Differential diagnosis of oliguria
- 1. Oliguria with renal colic is seen in renal artery thrombosis or embolism, and kidney stones.
- 2. Oliguria with palpitations, shortness of breath, chest tightness can not lie supine, see cardiac insufficiency.
- 3. Oliguria with a large amount of proteinuria, edema, hyperlipidemia and hypoproteinemia are seen in nephrotic syndrome.
- 4. Oliguria accompanied by fatigue, poor appetite, ascites, and yellowing of the skin are seen in hepatorenal syndrome.
- 5. Oliguria with hematuria, proteinuria, hypertension, and edema are seen in acute nephritis and progressive nephritis.
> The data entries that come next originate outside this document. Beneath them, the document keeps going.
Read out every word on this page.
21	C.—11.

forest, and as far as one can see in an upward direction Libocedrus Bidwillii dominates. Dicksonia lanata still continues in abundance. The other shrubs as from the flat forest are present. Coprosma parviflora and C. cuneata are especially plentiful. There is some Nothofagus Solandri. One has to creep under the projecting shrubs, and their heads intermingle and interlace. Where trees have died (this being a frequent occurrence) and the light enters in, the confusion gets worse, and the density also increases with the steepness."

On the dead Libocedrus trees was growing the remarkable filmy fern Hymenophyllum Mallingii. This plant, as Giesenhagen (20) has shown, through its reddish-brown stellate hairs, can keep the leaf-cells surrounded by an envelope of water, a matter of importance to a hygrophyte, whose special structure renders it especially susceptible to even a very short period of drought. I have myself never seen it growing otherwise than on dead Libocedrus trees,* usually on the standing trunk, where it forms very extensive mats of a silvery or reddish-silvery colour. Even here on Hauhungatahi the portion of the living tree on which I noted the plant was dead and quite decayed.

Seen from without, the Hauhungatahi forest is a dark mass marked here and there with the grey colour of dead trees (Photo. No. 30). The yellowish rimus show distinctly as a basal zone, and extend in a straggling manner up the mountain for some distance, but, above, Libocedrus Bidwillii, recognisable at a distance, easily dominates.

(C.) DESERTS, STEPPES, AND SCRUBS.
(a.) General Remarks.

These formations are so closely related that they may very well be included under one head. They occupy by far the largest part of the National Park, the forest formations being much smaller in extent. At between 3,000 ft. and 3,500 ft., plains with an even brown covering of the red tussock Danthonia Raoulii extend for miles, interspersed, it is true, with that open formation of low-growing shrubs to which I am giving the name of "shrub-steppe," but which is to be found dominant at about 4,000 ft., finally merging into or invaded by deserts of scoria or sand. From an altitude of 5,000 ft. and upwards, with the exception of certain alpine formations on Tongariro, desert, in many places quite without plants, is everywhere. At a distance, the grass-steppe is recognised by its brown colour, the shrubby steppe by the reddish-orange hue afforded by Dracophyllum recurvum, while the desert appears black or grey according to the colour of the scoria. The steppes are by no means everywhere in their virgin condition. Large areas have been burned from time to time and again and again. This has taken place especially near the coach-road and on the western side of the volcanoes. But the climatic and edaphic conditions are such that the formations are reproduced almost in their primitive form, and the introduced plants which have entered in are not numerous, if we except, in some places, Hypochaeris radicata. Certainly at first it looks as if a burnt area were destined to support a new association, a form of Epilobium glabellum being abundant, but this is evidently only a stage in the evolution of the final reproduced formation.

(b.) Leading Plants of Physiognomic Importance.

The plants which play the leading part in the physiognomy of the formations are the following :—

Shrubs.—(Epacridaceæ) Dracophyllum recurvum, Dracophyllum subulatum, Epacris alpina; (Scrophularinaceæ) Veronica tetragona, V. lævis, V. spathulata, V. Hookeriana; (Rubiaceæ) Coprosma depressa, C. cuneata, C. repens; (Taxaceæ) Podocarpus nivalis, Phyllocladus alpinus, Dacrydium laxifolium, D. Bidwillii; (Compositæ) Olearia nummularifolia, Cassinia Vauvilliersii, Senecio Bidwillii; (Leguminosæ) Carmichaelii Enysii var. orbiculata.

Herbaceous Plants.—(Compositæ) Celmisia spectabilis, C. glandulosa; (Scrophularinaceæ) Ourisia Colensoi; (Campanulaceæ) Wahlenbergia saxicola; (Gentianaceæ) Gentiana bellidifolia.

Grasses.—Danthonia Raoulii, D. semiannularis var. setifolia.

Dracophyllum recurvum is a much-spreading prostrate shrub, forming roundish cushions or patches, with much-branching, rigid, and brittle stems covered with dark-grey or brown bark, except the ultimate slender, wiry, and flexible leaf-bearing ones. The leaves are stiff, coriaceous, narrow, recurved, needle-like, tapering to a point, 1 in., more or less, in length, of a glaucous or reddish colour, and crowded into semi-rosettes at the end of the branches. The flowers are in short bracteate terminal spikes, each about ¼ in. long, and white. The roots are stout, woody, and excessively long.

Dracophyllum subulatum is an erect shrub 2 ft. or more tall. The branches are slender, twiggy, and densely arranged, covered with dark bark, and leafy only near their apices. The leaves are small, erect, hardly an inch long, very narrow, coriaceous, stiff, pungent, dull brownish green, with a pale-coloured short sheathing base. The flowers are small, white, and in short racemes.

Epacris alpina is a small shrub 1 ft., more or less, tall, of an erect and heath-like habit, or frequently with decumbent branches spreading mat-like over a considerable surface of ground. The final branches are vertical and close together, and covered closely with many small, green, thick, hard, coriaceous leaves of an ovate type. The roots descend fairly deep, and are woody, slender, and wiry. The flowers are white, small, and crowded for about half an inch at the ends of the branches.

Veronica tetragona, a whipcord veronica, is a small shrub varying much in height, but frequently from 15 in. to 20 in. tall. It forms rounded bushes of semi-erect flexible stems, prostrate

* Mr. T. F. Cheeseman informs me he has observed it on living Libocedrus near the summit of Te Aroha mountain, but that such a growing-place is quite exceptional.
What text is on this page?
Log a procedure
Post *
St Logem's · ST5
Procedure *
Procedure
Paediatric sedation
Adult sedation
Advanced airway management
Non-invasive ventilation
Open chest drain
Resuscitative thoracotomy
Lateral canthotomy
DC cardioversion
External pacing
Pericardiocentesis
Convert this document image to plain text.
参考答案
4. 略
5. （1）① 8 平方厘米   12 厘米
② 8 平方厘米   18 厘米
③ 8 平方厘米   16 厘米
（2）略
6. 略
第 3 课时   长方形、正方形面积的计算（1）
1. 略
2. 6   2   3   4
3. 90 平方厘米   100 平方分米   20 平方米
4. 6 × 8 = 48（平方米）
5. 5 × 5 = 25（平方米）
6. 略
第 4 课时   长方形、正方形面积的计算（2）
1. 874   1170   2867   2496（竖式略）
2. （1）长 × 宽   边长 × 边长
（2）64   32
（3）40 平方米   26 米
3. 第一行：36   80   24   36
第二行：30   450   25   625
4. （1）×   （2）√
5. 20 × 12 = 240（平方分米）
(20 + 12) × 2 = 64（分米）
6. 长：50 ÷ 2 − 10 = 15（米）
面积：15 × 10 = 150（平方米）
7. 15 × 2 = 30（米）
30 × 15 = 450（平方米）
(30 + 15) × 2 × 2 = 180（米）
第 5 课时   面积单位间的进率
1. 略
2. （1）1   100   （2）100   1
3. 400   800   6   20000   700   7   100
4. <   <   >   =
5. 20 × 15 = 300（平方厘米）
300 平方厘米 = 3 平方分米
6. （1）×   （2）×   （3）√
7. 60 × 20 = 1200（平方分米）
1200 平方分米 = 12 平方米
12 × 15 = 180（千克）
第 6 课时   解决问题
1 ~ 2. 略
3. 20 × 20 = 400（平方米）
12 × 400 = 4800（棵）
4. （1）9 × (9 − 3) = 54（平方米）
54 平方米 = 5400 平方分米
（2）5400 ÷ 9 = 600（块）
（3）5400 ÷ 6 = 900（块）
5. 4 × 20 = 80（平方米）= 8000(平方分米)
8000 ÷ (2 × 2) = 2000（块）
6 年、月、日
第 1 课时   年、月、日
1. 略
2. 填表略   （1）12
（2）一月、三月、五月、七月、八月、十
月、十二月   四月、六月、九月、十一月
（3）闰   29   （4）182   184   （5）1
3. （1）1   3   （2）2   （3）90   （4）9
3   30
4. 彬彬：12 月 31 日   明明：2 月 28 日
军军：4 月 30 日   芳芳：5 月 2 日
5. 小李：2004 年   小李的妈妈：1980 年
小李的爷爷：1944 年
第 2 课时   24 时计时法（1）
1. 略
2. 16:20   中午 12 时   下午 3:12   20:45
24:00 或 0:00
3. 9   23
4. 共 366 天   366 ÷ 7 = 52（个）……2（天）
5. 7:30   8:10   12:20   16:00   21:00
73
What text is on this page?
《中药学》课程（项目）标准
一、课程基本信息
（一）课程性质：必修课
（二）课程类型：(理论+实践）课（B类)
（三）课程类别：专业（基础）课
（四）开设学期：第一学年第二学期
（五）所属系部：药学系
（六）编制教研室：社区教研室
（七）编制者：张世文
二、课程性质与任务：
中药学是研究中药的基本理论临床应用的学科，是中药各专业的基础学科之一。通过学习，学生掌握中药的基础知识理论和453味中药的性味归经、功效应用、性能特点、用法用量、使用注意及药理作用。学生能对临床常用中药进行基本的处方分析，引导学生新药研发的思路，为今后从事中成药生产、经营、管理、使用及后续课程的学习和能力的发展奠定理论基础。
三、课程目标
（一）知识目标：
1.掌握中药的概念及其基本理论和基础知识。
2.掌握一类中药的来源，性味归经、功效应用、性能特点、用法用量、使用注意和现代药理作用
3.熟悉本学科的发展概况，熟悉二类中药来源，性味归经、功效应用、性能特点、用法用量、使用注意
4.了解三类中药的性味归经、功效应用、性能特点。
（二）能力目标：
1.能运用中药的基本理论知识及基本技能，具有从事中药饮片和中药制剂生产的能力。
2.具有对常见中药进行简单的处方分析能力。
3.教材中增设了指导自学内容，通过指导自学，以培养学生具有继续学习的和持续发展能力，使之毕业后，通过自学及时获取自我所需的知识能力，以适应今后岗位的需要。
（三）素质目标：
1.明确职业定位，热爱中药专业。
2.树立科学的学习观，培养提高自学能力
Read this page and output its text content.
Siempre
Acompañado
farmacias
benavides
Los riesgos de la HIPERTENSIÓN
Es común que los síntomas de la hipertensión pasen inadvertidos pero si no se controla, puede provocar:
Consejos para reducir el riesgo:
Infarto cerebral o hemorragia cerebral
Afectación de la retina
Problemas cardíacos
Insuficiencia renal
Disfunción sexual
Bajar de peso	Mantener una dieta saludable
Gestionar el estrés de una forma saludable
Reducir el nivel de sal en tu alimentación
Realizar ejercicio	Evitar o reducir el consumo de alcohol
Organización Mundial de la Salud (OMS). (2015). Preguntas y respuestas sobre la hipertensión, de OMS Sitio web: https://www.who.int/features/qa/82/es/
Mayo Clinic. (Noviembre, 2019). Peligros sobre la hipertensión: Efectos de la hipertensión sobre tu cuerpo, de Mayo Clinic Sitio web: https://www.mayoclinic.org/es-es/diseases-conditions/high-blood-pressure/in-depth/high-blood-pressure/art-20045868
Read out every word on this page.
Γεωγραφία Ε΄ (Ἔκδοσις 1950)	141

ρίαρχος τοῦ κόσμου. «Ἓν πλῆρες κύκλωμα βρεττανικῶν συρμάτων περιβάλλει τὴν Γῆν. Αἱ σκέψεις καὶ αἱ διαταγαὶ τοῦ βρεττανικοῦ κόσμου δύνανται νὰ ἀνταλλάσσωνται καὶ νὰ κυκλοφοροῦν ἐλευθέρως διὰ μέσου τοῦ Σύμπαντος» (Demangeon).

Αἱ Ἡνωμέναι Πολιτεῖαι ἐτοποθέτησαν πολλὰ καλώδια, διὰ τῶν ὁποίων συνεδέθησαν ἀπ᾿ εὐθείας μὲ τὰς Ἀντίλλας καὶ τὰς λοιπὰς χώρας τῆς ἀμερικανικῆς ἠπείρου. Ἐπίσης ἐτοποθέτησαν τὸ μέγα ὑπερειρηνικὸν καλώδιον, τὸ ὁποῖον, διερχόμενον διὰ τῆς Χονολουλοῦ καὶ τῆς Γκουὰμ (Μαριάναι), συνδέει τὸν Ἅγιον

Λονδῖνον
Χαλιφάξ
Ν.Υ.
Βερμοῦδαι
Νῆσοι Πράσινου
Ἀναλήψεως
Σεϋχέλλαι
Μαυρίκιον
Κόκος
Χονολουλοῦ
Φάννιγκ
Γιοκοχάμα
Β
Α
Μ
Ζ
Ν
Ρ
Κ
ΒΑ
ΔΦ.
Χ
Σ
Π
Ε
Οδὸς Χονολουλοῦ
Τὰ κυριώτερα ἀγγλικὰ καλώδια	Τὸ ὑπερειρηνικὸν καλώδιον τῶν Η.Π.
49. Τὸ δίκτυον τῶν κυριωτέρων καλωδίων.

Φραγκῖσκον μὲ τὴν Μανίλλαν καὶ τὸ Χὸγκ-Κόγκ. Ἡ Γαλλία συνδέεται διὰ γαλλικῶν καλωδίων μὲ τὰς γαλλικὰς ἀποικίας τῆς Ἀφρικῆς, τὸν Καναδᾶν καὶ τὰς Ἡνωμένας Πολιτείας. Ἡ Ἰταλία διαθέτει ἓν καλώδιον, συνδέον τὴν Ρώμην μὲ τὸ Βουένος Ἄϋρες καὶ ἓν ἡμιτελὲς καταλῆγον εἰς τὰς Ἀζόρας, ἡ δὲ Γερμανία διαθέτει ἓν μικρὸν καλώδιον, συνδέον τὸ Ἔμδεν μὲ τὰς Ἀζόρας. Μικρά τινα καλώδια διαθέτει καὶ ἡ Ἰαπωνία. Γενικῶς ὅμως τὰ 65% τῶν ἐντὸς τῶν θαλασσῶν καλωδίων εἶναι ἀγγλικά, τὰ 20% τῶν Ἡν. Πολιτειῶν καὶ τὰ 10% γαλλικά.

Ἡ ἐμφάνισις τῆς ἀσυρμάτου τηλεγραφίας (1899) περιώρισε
- 6. Oliguria is accompanied by fever, low back pain, frequent urination, urgency, and dysuria seen in acute pyelonephritis.
- 7. Oliguria with dysuria is seen in prostatic hypertrophy.
Principles of oliguria treatment
- General processing
- Bed rest, proper diet, low salt protamine diet for those with renal insufficiency.
- 2. Cause treatment
- Prerenal expansion: Renal administration improves renal circulation and removes inducing factors; postrenal sex usually asks surgeons for treatment such as obstruction removal.
- 3. Symptomatic treatment
- Treatments such as maintaining electrolyte balance and nutritional support.
- 4.Incoming and outgoing monitoring
- ECG monitoring is required when vital signs are unstable.